The crisis started after the launch of Samsung’s Galaxy Note 7 merely a month ago. Immediately after the release, consumers reported incidents of over-heating, with some phones even catching fire.
The company quickly issued a voluntary recall, offering a replacement device or full refund of the units resulting to an estimated loss of 5 Billion won, analysts predict. To make matters worst for the company, airlines from several countries including the US, Australia, UAE and the Philippines have ban the Samsung Note 7 from flights due to the issue, reports IBTimes.
Upon investigating the cause of overheating and explosion, Samsung “found a battery cell issue.” Despite the recall, Samsung said that there had only been 35 reported cases from the 2.5 million phones produced, Forbes shares.
But revenue loss is not the only major problem of the tech giant. Samsung now struggles to regain the trust of consumers in the brand itself.

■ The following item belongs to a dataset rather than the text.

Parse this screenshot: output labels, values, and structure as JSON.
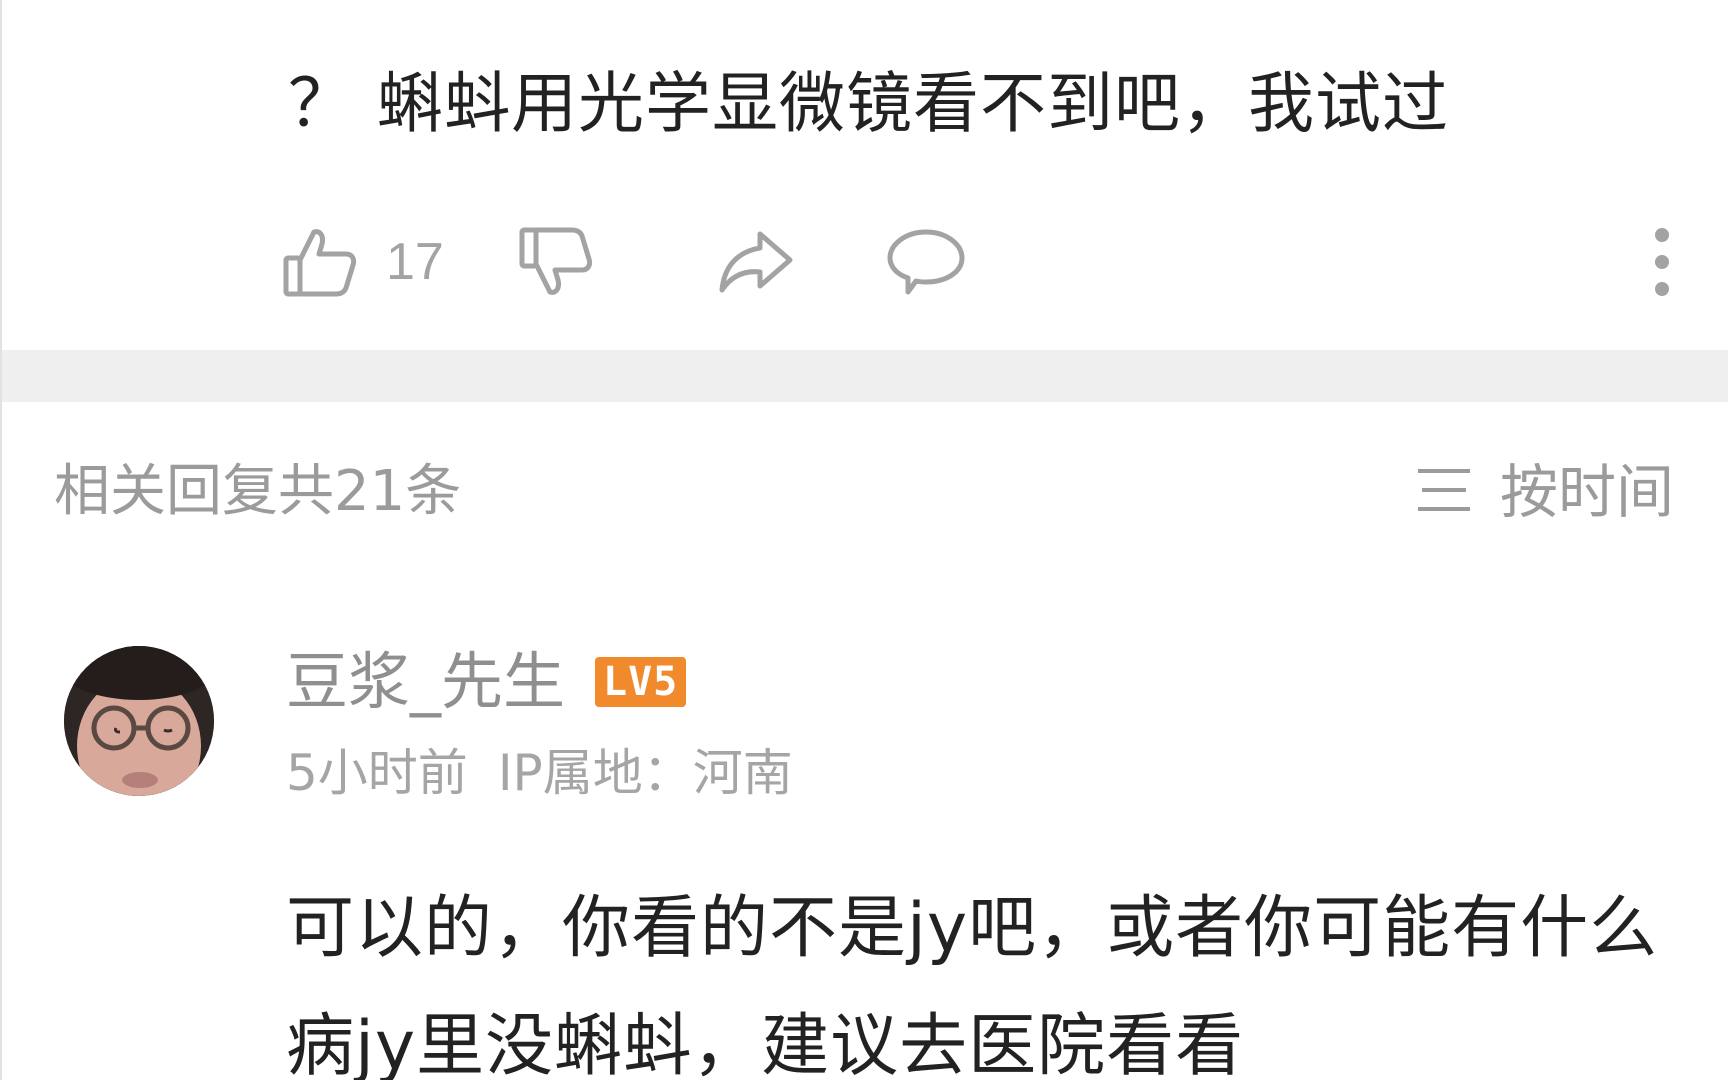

According to a Fox News interview with IDC vice president of device research, Bryan Ma, “The impact to its brand is spreading where other Samsung phones – regardless if they are Note 7’s or not – are now becoming guilty by association,”
Samsung Galaxy S8 Release Date Cancelled?
With Samsung’s credibility marred, the release of the highly-anticipated Samsung Galaxy S8 is also in question.
The company has yet to officially announce the Samsung Galaxy S8 release date, including its specs and price. Rumors predict the brand will be launching its flagship phone by 2017, specifically around the months of February and March. It usually launches new Galaxy S models that time of the year. As to whether or not this year will follow the trend, nobody is certain.
For now, Samsung’s major focus is to gain back consumer trust and brand credibility, take responsibility for the incident and ensure costumer.